"Powiedzieli mu, że ma się wynosić". Putin zmienił plan wobec Ukrainy

"Powiedzieli mu, że ma się wynosić". Putin zmienił plan wobec Ukrainy

Dodano: 
Władimir Putin i Dmitrij Kozak na Kremlu
Władimir Putin i Dmitrij Kozak na Kremlu Źródło:PAP/EPA
Już w lutym Władimirowi Putinowi oferowano umowę, która spełniała jego żądania ws. Ukrainy, ale on ją odrzucił – ustalił Reuters.

Na początku rosyjskiej inwazji na Ukrainę Putinowi oferowano umowę, która spełniłaby żądanie Moskwy i utrzymała Ukrainę poza NATO, ale on ją odrzucił i kontynuował zbrojną kampanię – podała w środę agencja Reutera, powołując się na trzy anonimowe źródła zbliżone do rosyjskich władz.

Dmitrij Kozak, wysłannik Putina na Ukrainę, poinformował go, że zawarł w tej sprawie wstępne porozumienie z rządem w Kijowie. Oceniał wówczas, że dzięki tej umowie okupacja dużej części Ukrainy przestała być dla Rosji konieczna.
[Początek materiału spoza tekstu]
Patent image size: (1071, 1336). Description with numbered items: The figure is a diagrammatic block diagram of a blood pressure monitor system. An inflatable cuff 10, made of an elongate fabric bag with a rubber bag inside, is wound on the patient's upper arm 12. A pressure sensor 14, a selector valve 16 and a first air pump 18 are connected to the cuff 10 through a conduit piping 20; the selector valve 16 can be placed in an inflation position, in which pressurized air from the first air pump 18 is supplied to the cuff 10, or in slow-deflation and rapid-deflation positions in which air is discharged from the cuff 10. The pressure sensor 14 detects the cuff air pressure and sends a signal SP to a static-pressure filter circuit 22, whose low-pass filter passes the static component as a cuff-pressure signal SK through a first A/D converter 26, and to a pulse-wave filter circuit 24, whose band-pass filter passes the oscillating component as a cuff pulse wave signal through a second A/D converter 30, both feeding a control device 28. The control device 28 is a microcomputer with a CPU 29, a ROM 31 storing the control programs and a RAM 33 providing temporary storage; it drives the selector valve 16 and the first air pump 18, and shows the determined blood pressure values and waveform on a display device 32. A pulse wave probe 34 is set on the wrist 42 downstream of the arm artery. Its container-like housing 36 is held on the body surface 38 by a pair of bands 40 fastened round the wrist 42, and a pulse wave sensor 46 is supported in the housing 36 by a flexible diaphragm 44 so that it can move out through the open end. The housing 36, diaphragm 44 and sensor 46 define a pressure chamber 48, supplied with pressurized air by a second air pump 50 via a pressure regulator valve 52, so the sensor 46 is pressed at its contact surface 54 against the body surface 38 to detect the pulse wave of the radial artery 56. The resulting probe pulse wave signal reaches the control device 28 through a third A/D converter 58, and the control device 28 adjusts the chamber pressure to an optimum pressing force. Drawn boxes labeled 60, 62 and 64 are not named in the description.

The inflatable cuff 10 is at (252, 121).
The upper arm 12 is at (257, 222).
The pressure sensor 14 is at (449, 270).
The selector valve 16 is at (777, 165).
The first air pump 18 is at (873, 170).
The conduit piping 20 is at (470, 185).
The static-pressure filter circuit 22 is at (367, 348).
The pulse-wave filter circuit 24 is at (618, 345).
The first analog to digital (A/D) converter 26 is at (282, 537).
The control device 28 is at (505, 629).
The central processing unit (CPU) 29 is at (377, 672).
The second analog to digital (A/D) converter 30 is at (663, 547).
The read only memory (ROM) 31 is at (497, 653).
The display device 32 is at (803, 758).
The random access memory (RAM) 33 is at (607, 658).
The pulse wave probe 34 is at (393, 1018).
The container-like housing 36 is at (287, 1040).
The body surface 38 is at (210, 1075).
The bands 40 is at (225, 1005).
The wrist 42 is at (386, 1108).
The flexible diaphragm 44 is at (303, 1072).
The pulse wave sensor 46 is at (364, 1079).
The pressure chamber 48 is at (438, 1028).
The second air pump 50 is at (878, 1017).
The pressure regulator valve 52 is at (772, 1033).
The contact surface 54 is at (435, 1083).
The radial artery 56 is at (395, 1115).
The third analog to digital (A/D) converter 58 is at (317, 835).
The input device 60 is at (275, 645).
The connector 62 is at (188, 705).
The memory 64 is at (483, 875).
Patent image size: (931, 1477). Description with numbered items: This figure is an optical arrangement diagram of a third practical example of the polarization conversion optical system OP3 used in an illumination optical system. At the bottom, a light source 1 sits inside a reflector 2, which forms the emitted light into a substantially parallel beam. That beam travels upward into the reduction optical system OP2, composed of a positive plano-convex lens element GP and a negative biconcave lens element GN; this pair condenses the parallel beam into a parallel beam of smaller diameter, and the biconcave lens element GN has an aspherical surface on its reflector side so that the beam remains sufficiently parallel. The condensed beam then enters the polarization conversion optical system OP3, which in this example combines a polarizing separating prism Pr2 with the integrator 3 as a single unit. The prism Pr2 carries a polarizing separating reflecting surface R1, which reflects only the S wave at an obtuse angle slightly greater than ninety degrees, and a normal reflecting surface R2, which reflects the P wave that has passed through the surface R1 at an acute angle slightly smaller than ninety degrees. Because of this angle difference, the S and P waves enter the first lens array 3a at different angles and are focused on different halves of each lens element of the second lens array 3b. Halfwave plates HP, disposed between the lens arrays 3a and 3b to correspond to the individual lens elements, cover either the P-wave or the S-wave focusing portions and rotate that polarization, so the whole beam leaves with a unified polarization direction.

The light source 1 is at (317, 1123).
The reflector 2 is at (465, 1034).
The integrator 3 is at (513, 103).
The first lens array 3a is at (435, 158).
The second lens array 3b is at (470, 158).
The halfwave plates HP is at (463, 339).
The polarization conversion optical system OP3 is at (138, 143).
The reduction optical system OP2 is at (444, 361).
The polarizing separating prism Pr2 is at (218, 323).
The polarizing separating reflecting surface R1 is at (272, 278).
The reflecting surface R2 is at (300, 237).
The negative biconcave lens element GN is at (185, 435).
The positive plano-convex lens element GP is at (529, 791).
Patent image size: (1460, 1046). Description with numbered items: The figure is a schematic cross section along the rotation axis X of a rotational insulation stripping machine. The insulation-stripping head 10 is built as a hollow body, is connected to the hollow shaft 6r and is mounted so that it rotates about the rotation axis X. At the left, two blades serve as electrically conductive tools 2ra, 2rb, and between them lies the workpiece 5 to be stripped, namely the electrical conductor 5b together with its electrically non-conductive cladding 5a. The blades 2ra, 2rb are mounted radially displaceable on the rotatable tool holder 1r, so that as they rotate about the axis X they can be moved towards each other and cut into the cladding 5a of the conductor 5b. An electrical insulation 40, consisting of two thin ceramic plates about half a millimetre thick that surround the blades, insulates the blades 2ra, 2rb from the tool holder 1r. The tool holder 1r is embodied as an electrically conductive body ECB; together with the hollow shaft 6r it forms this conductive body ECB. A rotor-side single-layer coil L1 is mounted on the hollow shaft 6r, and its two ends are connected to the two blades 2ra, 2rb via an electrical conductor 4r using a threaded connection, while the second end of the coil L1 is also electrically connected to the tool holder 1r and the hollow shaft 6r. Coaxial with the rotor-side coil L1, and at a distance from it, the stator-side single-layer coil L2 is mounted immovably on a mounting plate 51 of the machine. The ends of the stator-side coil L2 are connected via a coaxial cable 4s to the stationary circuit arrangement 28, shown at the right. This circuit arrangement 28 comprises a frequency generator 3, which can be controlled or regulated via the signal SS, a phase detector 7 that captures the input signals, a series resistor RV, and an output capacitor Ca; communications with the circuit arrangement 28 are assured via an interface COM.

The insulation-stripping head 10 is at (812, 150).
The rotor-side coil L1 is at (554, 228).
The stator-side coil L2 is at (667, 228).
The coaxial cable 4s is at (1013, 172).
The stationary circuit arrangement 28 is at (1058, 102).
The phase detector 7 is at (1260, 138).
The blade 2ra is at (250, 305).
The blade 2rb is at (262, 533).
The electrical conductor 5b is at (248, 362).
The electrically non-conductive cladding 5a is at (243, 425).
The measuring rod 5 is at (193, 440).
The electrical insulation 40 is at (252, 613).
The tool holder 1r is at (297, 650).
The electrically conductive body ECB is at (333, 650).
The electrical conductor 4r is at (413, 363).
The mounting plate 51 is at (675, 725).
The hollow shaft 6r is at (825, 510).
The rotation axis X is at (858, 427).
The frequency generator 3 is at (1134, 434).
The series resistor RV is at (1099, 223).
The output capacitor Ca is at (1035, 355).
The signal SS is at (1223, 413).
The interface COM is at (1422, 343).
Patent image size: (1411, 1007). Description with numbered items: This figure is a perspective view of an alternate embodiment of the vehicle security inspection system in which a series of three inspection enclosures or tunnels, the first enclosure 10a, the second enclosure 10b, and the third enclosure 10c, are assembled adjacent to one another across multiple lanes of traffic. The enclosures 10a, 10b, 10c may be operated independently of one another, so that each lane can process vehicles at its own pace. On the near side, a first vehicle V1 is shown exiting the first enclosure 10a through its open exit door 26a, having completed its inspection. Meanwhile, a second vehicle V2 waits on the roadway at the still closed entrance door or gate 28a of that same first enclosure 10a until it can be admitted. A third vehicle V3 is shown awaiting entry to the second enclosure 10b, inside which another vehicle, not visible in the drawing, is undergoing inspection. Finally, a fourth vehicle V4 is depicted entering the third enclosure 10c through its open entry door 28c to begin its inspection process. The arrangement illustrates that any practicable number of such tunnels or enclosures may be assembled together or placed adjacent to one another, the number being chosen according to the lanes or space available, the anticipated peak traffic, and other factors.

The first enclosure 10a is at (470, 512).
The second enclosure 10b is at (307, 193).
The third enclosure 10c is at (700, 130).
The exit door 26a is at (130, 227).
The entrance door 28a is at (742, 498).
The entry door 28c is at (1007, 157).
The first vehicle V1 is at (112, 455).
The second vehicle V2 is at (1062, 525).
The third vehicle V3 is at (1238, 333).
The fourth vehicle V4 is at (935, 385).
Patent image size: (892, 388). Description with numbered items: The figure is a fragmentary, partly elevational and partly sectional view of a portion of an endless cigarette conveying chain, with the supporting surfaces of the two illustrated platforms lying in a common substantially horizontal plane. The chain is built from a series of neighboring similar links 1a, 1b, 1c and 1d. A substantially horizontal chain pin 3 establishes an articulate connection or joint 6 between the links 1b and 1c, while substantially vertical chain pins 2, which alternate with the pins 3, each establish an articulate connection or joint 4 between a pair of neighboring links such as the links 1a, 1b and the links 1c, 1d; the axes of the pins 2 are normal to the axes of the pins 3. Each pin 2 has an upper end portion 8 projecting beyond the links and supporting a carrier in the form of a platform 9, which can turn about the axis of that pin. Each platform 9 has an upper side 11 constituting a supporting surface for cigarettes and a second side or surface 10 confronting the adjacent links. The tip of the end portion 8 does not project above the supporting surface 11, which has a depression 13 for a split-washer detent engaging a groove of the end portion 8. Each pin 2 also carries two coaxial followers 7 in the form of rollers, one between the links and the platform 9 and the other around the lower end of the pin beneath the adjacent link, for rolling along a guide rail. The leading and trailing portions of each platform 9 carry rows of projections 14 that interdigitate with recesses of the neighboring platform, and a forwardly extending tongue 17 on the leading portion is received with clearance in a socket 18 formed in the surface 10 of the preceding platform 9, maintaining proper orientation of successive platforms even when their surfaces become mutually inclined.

Reuters przypomina w tym kontekście, że przed inwazją na Ukrainę Putin wielokrotnie twierdził, że NATO rozszerza się na wschód, co rzekomo zagraża bezpieczeństwu Rosji i zmusza Kreml do reakcji.

Według dwóch z trzech źródeł Putinowi przedstawiono wstępną umowę krótko po rozpoczęciu inwazji 24 lutego. Kozak miał twierdzić, że Ukraina zgodziła się na główne żądania Rosji i zalecał Putinowi podpisanie porozumienia.

Informator Reutera: Putin po drodze zmienił plan

"Po 24 lutego Kozak dostał carte blanche: dali mu zielone światło. Zawarł umowę. Przywiózł ją z powrotem i powiedzieli mu, że ma się wynosić. Wszystko zostało odwołane. Putin po prostu po drodze zmienił plan" – przekazał jeden z rozmówców Reutera.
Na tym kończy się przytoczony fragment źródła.